3° Et qu'il soit limité dans sa durée et ne puisse dépasser le 1er janvier 2012.

Ces accords sont reconnus comme satisfaisant à ces conditions par décret pris après avis du Conseil de la concurrence.

IV. - Les I et II s'appliquent aux contrats conclus à compter du 1er janvier 2009.

V. - Dans le cas des commandes dites « ouvertes » où le donneur d'ordre ne prend aucun engagement ferme sur la quantité des produits ou sur l'échéancier des prestations ou des livraisons, les I et II s'appliquent aux appels de commande postérieurs au 1er janvier 2009.

VI. - Pour les livraisons de marchandises qui font l'objet d'une importation sur le territoire fiscal des départements et des collectivités d'outre-mer, le délai prévu au 1° du I est décompté à partir de la date de réception des marchandises.

M. le président. La parole est à Mme Odette Terrade, sur l'article.

Mme Odette Terrade. Monsieur le président, monsieur le secrétaire d'État chargé du commerce, de l'artisanat, des petites et moyennes entreprises, du tourisme et des services, mes chers collègues, lors des débats sur la loi Chatel, et notamment sur son titre Ier, qui visait déjà à moderniser les relations avec la grande distribution, nous avions demandé que la question des délais de paiement soit traitée. La priorité ayant été alors donnée à d’autres dispositions plus favorables à la grande distribution, en particulier au détriment de l’interdiction de la revente à perte, le Gouvernement avait remis à plus tard ce débat pourtant déjà ancien.

En l’espèce, cependant, nous avons plus de chance qu’avec l’action de groupe puisque, une fois n’est pas coutume, le Gouvernement a honoré ses engagements : avec l’article 6 du présent projet de loi, la question des délais de paiement est au rendez-vous.

La longueur des délais de paiement constitue un problème crucial pour la survie même de notre réseau de petites entreprises, mais également une question complexe, tant les situations concrètes sont diverses.

Aujourd’hui, en France, les créances des PME sur leurs clients représentent 25 % de leurs bilans, contre seulement 8 % en Allemagne. C’est considérable : on estime en effet que les entreprises consentent à leurs clients quelque 600 milliards d’euros de crédit, soit quatre fois plus que le crédit bancaire !

La réduction des délais de paiement dégagerait donc des milliards d’euros de trésorerie, soit un fonds de roulement essentiel pour les investissements, car plus le solde commercial est élevé, moins les PME investissent. De fait, les PME françaises investissent beaucoup moins que les PME allemandes, par exemple. En outre, les retards de paiement se trouvent à l’origine de 21,6 % de leurs défaillances.

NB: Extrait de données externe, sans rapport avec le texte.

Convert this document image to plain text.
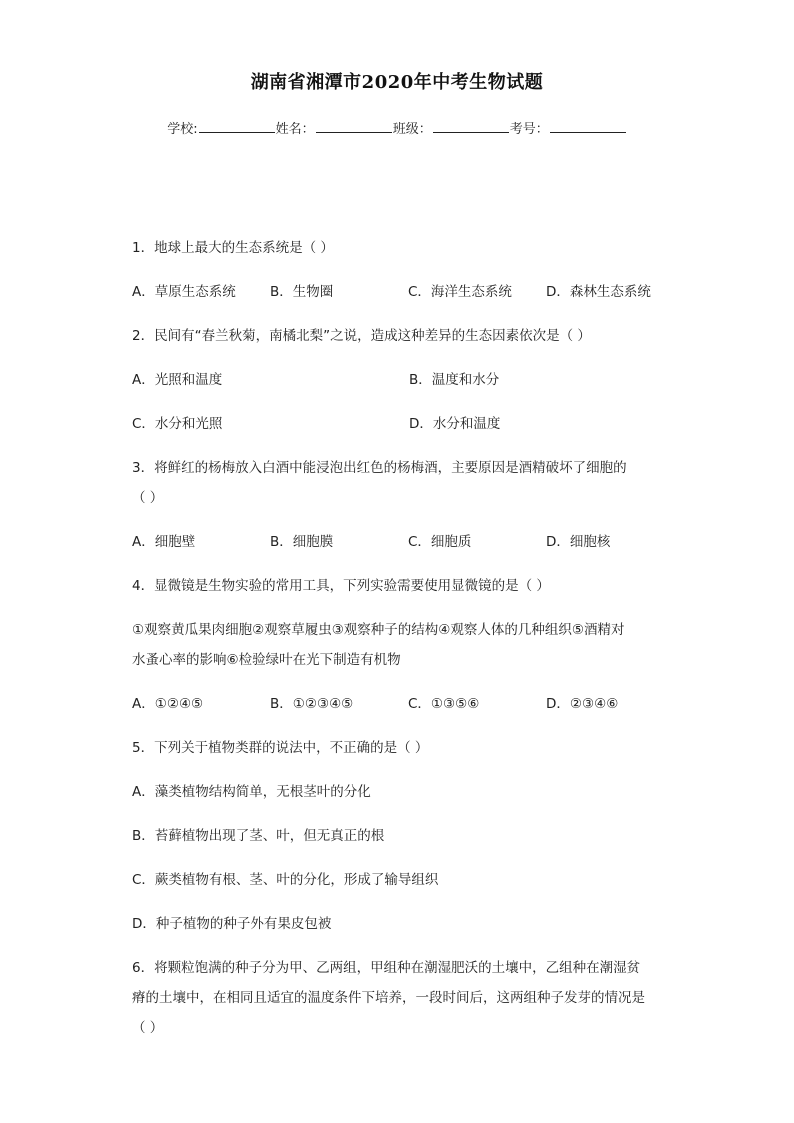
湖南省湘潭市2020年中考生物试题
学校:	姓名：	班级：	考号：
1．地球上最大的生态系统是（ ）
A．草原生态系统	B．生物圈	C．海洋生态系统	D．森林生态系统
2．民间有“春兰秋菊，南橘北梨”之说，造成这种差异的生态因素依次是（ ）
A．光照和温度	B．温度和水分
C．水分和光照	D．水分和温度
3．将鲜红的杨梅放入白酒中能浸泡出红色的杨梅酒，主要原因是酒精破坏了细胞的
（ ）
A．细胞壁	B．细胞膜	C．细胞质	D．细胞核
4．显微镜是生物实验的常用工具，下列实验需要使用显微镜的是（ ）
①观察黄瓜果肉细胞②观察草履虫③观察种子的结构④观察人体的几种组织⑤酒精对
水蚤心率的影响⑥检验绿叶在光下制造有机物
A．①②④⑤	B．①②③④⑤	C．①③⑤⑥	D．②③④⑥
5．下列关于植物类群的说法中，不正确的是（ ）
A．藻类植物结构简单，无根茎叶的分化
B．苔藓植物出现了茎、叶，但无真正的根
C．蕨类植物有根、茎、叶的分化，形成了输导组织
D．种子植物的种子外有果皮包被
6．将颗粒饱满的种子分为甲、乙两组，甲组种在潮湿肥沃的土壤中，乙组种在潮湿贫
瘠的土壤中，在相同且适宜的温度条件下培养，一段时间后，这两组种子发芽的情况是
（ ）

Parallèlement, les grosses entreprises clientes, en particulier les géants de la distribution, font indûment fructifier dans des placements financiers les sommes qu’ils devraient normalement verser à leurs fournisseurs. Au bout de la chaîne, les petits producteurs sont exsangues et n’ont d’autre solution que de mettre la clef sous la porte.

Et la situation se détériore d’année en année : dans son rapport annuel, l’Observatoire des délais de paiement constate que ces délais s’accroissent pour les très petites entreprises ainsi que les petites et les moyennes entreprises, qui ne peuvent plus négocier face aux distributeurs, du fait de relations commerciales de plus en plus déséquilibrées.

Le projet de loi traite la question des délais de paiement très loin de son article 21, afin – dixit le rapporteur de ce texte à l’Assemblée nationale, M. Jean-Paul Charié – « de les exclure du champ de la négociabilité ».L’intention est louable. Toutefois, monsieur le secrétaire d'État, pensez-vous sérieusement que la règle posée à l’article 6 fasse le poids quand on sait que la libre négociabilité et la discrimination tarifaires renforceront encore le déséquilibre déjà patent entre les « petits » et les « gros » ?

La lecture de l’article 6 à la lumière de l’article 21 laisse songeur quant à la volonté réelle du Gouvernement, tout comme les exceptions qui sont posées à la règle dans le texte même de l’article, et sur lesquelles nous reviendrons.

De plus, en cas de non-respect des délais légaux, le professionnel devra saisir un tribunal, ce qui n’ira évidemment pas sans lui poser des problèmes en termes de perte de temps, mais aussi d’opportunité compte tenu des inévitables représailles auxquelles il sera confronté. Les fournisseurs devront choisir entre fermer parce qu’ils ne sont pas payés ou mettre la clef sous la porte parce qu’ils n’ont plus d’acheteurs !

Tout cela nous amène à constater que les rares bonnes idées de ce projet de loi sont perverties par la politique économique favorable aux grands groupes financiers et économiques qui est celle du Gouvernement.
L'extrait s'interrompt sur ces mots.